I’ve written before about the increasing disjunction between what Obama says and what he does. As Ed points out, however, the problem may be more basic – a complete inconsistency in thought that allows him to state two completely incompatible ideas in the same speech, if not quite the same sentence or paragraph, to wit: we’re going to spend trillions of dollars on wasteful government programs and cut the deficit in half by trimming wasteful government spending.

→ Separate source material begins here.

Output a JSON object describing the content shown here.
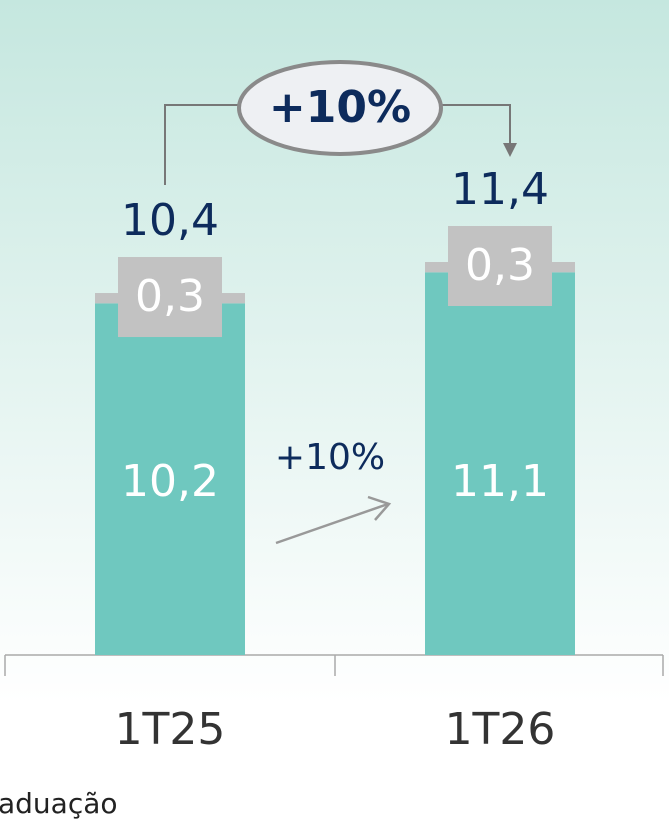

In fact, this problem is not new. If we cast our memory back to the Democratic debate in Philadelphia, there was a particularly pertinent exchange between Charlie Gibson and Obama on the subject of Capital Gains taxes. Gibson, surprisingly, made a clear statement of the historical facts, i.e. that when Capital Gains tax rates are lowered, revenue goes up, when they’re raised, revenues go down. “So why raise it at all,” Gibson asked, “especially given the fact that 100 million people in this country own stock and would be affected?”
Obama answered somewhat cluelessly that he would raise capital gains tax rates for purposes of “fairness” and also to raise revenue. Gibson to his credit didn’t let it go: “But history shows that when you drop the capital gains tax, the revenues go up.”

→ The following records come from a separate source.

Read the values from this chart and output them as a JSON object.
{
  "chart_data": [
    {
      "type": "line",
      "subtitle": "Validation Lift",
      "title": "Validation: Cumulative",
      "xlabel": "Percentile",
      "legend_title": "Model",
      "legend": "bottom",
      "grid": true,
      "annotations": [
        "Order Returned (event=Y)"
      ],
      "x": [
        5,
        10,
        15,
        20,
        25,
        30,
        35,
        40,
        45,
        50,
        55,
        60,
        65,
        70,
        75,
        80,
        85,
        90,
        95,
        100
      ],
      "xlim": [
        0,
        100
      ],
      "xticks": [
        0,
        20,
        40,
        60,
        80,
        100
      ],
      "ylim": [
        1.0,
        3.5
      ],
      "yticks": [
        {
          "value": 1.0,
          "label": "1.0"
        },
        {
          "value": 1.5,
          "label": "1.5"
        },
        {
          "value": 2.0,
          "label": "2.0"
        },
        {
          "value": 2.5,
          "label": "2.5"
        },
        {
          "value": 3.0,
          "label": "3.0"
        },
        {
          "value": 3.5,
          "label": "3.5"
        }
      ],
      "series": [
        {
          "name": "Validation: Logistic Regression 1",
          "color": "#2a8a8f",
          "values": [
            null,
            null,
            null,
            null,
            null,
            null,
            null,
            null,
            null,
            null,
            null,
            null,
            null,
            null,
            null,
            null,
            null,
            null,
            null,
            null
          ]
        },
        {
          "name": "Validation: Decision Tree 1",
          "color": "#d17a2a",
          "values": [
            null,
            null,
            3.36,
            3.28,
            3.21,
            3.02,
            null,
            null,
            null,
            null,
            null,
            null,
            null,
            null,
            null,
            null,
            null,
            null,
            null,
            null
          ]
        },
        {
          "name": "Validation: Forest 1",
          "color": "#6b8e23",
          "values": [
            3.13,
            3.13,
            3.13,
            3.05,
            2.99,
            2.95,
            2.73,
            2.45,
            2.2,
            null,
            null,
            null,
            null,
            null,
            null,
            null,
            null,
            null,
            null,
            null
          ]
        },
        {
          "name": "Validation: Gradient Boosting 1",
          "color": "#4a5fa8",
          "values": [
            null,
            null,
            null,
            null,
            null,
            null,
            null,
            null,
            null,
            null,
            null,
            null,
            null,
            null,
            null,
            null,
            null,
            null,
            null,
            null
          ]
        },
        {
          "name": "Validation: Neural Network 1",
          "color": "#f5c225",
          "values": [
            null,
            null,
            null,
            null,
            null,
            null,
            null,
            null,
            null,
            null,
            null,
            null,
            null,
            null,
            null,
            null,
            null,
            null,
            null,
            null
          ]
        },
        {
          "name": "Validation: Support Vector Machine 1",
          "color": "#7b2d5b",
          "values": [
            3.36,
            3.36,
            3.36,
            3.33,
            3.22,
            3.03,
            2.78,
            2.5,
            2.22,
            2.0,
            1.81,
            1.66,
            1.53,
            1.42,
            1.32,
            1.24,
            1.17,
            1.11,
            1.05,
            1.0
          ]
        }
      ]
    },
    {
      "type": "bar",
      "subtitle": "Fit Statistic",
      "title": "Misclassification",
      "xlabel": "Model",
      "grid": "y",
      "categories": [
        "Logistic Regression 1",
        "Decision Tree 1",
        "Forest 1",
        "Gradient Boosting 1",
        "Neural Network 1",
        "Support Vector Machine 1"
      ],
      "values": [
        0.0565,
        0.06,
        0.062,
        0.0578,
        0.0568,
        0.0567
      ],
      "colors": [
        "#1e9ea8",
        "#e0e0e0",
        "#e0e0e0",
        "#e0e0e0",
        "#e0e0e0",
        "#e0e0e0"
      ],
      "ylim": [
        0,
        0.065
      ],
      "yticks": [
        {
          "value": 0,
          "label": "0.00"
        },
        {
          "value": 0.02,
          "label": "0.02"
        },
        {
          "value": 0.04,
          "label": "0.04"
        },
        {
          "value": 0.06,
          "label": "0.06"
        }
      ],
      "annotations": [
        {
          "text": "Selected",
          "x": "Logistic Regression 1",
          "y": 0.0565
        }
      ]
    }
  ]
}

Obama’s answer is especially pertinent today:
SENATOR OBAMA: Well, that might happen or it might not. It depends on what’s happening on Wall Street and how business is going. I think the biggest problem that we’ve got on Wall Street right now is the fact that we’ve got a housing crisis that this president has not been attentive to and that it took John McCain three tries before he got it right.
And if we can stabilize that market and we can get credit flowing again, then I think we’ll see stocks do well, and once again I think we can generate the revenue that we need to run this government and hopefully to pay down some of this debt.
So here were are a year later, the markets are in free fall, we’ve just experienced the most massive destruction of wealth and savings we’ve seen in our life-times, credit is frozen, and Obama still wants to raise the capital gains tax?
One suspects that there’s an underlying ideological imperative that demands that he “raise taxes on the rich” no matter what the consequences, just as he’ll cut the military budget, cancel deployments of missile defense and spend trillions with no plausible stimulus effect, regardless of the consequences. Then he’ll make up a bunch of rationalizations that suit his needs of the moment. But he doesn’t believe what he says, and pretty soon no one else will either, because they’re all just a bunch of words with no real meaning.